The baby cries again.
The physician lifts the tiny, furious, perfect body just enough for me to see.
Human-looking first. Small. Damp. Red-faced with outrage at being introduced to atmosphere. Dark hair plastered to a delicate skull. Tiny fists clenched like they already have opinions.
“Oh,” I say.
It comes out as a wreck. I don’t care.
They place the baby on my chest first, because apparently medicine occasionally gets things exactly right.
Warm.
So warm.
And impossibly light and impossibly real and still yelling like the world owes an apology.
I laugh and sob at the same time, which is humiliating but beyond correction.
“Hi,” I whisper. “Hi, baby. Hi.”
The physician assistant is already doing the newborn checks with efficient gentleness. Towel. Suction. Quick scan. The room smells like blood, antiseptic, clean linen, sweat, and something else underneath all of it now—new skin, new life, the raw mineral heat of a body only just arrived.

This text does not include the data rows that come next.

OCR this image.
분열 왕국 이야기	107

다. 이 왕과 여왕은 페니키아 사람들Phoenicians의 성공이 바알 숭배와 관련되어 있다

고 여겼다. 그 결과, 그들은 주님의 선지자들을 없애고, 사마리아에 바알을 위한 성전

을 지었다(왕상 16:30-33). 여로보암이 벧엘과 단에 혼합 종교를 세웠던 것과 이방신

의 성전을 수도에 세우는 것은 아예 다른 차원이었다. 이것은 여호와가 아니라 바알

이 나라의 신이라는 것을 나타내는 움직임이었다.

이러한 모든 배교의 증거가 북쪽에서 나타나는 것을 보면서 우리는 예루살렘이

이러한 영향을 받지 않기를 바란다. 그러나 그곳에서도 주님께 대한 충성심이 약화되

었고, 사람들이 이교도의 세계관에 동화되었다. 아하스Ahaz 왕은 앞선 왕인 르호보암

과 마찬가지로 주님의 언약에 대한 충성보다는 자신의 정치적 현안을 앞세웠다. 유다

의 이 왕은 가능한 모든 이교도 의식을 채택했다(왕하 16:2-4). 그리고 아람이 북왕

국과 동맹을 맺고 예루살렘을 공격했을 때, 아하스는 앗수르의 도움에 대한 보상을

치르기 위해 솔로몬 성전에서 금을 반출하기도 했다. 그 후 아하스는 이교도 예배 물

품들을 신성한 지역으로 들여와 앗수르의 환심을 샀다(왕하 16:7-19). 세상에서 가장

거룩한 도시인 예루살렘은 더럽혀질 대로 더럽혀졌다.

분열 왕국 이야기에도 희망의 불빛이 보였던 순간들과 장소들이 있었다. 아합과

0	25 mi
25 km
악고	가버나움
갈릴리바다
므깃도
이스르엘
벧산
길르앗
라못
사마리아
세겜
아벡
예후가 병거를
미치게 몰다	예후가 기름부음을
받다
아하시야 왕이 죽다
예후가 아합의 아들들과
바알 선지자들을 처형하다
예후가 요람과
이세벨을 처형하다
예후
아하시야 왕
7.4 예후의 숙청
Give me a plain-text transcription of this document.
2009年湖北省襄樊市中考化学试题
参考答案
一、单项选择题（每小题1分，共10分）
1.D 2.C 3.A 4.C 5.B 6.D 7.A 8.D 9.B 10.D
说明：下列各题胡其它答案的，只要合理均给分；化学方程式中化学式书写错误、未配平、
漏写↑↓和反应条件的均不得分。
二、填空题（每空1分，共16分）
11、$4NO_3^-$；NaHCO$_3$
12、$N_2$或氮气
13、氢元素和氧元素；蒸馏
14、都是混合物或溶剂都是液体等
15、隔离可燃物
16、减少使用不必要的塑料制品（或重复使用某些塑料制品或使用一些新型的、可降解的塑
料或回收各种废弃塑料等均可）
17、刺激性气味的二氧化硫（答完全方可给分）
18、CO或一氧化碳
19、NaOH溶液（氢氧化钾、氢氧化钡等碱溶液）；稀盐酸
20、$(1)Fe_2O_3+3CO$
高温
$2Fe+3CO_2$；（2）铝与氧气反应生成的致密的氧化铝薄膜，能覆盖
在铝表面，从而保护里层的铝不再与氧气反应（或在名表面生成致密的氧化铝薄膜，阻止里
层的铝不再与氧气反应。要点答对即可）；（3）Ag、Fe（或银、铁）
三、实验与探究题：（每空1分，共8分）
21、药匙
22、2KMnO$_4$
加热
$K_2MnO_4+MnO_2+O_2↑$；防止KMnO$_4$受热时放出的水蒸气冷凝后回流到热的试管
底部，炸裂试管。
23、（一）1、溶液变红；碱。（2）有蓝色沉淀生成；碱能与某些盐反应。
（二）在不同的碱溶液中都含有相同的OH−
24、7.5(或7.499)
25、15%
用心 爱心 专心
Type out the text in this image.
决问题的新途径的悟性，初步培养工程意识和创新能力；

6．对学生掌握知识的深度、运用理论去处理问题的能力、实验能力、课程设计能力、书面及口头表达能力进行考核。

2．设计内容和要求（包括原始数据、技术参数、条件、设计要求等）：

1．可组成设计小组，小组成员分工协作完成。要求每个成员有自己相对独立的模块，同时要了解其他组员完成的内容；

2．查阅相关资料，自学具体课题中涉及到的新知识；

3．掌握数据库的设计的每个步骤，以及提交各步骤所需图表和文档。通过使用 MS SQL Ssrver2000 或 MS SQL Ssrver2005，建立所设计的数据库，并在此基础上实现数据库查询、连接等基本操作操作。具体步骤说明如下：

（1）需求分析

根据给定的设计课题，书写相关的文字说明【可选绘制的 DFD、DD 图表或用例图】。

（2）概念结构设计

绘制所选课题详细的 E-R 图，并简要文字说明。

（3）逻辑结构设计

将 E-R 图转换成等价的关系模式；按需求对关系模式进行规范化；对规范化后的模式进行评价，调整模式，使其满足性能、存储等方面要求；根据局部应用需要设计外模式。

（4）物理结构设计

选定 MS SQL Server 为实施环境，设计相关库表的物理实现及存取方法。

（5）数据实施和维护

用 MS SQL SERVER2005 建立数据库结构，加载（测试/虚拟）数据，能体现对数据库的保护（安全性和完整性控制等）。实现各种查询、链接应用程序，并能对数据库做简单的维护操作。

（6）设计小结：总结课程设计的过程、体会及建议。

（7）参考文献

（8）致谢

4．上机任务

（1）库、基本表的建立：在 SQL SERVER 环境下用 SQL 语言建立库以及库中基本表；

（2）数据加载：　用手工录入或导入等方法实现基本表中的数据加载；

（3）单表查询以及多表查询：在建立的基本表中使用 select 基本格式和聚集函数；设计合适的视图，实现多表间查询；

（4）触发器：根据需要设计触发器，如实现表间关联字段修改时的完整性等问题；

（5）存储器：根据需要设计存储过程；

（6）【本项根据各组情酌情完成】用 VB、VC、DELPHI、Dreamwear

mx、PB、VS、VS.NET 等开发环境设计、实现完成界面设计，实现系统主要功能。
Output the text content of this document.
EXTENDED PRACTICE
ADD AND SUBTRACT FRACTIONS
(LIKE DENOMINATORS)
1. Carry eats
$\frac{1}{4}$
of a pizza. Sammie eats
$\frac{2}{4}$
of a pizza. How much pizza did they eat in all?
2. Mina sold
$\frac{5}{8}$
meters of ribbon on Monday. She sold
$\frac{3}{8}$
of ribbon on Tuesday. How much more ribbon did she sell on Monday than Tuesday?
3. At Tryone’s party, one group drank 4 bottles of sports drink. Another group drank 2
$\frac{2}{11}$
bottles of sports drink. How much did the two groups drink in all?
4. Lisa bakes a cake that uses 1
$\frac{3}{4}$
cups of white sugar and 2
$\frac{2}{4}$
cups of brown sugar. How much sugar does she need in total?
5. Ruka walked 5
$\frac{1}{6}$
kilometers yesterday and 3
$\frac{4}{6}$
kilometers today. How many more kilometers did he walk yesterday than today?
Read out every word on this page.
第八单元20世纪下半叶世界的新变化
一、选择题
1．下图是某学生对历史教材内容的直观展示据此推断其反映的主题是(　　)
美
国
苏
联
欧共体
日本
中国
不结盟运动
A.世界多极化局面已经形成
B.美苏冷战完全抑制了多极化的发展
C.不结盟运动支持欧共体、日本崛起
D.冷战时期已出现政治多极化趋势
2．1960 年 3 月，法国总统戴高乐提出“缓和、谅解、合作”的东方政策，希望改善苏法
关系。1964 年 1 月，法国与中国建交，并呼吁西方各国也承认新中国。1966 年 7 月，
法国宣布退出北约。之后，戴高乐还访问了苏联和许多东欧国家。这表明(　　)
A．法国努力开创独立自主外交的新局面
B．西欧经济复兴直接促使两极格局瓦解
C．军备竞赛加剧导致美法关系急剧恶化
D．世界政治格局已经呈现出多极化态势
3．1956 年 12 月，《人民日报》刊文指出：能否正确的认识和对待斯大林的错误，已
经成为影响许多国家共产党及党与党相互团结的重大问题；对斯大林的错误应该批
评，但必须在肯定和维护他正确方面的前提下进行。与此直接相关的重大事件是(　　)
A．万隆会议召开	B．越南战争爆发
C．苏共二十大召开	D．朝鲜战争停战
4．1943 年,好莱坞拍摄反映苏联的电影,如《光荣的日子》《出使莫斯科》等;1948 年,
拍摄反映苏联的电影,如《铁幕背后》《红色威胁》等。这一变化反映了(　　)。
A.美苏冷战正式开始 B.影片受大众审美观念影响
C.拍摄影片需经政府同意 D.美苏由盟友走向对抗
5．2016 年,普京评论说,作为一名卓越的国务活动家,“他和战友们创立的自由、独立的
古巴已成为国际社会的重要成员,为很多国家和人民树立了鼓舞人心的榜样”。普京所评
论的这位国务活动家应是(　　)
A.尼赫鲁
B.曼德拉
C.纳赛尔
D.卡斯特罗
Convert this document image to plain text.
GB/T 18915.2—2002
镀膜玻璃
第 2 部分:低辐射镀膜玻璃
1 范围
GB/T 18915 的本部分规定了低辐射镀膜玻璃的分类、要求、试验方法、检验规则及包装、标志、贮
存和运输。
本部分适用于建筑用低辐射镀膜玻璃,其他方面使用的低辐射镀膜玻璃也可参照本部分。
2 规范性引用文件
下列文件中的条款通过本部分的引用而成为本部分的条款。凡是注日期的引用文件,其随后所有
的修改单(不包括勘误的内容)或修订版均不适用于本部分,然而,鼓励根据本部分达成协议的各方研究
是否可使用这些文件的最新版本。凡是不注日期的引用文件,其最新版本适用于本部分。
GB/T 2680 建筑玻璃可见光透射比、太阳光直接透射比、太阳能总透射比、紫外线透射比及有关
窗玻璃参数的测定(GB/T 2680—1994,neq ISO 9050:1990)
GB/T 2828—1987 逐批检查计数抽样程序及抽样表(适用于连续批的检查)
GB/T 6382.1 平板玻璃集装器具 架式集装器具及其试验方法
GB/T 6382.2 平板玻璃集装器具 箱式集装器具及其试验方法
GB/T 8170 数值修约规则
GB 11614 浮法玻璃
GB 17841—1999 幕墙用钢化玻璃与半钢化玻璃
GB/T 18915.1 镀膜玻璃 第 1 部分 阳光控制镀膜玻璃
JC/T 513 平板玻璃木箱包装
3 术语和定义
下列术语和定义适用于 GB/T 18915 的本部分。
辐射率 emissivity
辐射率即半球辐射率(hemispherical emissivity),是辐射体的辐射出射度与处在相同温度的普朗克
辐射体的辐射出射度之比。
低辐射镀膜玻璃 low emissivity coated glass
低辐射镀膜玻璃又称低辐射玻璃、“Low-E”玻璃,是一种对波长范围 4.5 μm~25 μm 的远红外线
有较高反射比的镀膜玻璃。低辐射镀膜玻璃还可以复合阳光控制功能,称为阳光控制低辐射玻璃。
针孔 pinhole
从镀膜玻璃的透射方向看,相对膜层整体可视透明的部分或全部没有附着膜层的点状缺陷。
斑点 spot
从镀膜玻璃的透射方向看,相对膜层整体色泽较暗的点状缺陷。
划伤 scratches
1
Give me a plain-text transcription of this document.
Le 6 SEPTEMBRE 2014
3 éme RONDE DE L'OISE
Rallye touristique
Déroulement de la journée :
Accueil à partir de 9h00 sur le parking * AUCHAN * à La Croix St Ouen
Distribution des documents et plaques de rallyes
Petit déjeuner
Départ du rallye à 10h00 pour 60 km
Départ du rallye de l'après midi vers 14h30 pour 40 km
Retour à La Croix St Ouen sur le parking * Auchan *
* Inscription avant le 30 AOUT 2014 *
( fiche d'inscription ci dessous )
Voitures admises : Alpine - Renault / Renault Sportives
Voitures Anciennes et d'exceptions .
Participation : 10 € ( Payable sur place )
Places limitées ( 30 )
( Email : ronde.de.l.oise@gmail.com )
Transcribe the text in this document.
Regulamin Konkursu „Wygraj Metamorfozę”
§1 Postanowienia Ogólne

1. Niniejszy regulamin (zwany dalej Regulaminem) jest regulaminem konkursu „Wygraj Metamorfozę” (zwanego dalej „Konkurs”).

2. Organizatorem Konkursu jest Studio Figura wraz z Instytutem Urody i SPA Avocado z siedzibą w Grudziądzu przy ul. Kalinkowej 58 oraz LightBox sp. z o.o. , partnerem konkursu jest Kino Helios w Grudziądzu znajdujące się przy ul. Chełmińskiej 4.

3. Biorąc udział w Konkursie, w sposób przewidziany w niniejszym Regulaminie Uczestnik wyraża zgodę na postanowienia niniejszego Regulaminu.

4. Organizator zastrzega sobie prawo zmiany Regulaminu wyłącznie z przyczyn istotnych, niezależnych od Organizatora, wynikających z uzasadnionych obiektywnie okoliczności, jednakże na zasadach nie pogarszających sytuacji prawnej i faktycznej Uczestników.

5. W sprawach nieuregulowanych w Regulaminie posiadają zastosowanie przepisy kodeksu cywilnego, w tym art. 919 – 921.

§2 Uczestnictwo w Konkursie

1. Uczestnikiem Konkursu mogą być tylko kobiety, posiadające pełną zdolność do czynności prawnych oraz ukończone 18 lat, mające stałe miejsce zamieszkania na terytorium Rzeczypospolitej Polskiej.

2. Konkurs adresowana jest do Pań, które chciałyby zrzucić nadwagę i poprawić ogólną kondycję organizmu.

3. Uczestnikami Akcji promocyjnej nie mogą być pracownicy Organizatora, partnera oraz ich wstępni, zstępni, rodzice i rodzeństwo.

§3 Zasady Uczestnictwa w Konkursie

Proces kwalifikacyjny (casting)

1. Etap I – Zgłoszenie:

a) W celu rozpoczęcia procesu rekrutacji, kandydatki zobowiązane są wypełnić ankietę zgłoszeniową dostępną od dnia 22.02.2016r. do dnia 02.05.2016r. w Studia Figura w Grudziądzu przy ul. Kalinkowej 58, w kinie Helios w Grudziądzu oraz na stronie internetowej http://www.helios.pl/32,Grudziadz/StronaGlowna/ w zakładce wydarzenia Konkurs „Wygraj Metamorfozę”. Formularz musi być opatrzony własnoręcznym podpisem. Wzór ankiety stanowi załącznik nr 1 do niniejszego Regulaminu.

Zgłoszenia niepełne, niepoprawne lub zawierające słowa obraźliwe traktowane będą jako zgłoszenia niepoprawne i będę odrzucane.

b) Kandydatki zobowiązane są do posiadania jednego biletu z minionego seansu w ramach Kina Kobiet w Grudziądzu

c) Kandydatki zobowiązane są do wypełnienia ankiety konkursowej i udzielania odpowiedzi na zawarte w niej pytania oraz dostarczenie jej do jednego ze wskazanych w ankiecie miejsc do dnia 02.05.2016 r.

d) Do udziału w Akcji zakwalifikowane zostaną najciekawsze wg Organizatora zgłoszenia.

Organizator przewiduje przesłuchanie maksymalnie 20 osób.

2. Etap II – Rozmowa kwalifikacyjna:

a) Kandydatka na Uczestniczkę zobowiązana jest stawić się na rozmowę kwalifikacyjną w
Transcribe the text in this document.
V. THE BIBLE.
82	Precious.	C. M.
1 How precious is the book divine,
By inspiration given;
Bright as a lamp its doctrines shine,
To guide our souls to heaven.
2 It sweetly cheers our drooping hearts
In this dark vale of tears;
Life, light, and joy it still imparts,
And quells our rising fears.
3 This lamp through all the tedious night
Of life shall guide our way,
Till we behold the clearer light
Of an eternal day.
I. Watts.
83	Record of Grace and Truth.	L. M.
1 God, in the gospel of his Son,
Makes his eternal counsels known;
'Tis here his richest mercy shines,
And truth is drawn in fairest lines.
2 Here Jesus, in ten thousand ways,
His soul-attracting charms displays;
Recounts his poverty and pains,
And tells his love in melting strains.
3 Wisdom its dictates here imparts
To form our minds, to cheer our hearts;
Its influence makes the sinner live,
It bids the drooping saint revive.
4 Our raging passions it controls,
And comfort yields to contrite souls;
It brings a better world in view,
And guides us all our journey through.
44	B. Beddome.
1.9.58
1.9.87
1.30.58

“Biometric scan good,” the assistant says. “Respiration strong. Heart rate stable.”
Rhyx closes his eyes for one brief second as if the words physically enter him.
Then the physician looks at him and says, “Father, hands.”
For the first time all day, he looks genuinely uncertain.
It lasts less than a second.
He washes, sanitizes, and holds them out exactly as instructed.
The medic lays the baby into his arms.
I will remember that image until I die.
Rhyx, who has carried weapons and command and the weight of fleet decisions and enough guilt to sink cities, holding our child like the universe has handed him glass and flame at once.
His hands are so large. His scales so dark against the soft pale blanket. He adjusts instinctively—one broad palm supporting the back and head, the other curved beneath the tiny body withexquisite caution, claws angled away, wrists flexed to create more cradle than grip.
The baby quiets.
Not entirely. There’s still that offended little hiccuping breath. But the crying eases.
Rhyx looks down with a kind of awe so complete it makes the room seem indecent for witnessing it.
“Hello,” he says, very softly.
The baby opens one furious eye, considers existence, and sneezes.
The Vakutan medic barks out a laugh. “Good lungs. Good judgment too.”
I laugh again, wet and exhausted and wrecked open.
Rhyx looks at me over the baby’s head.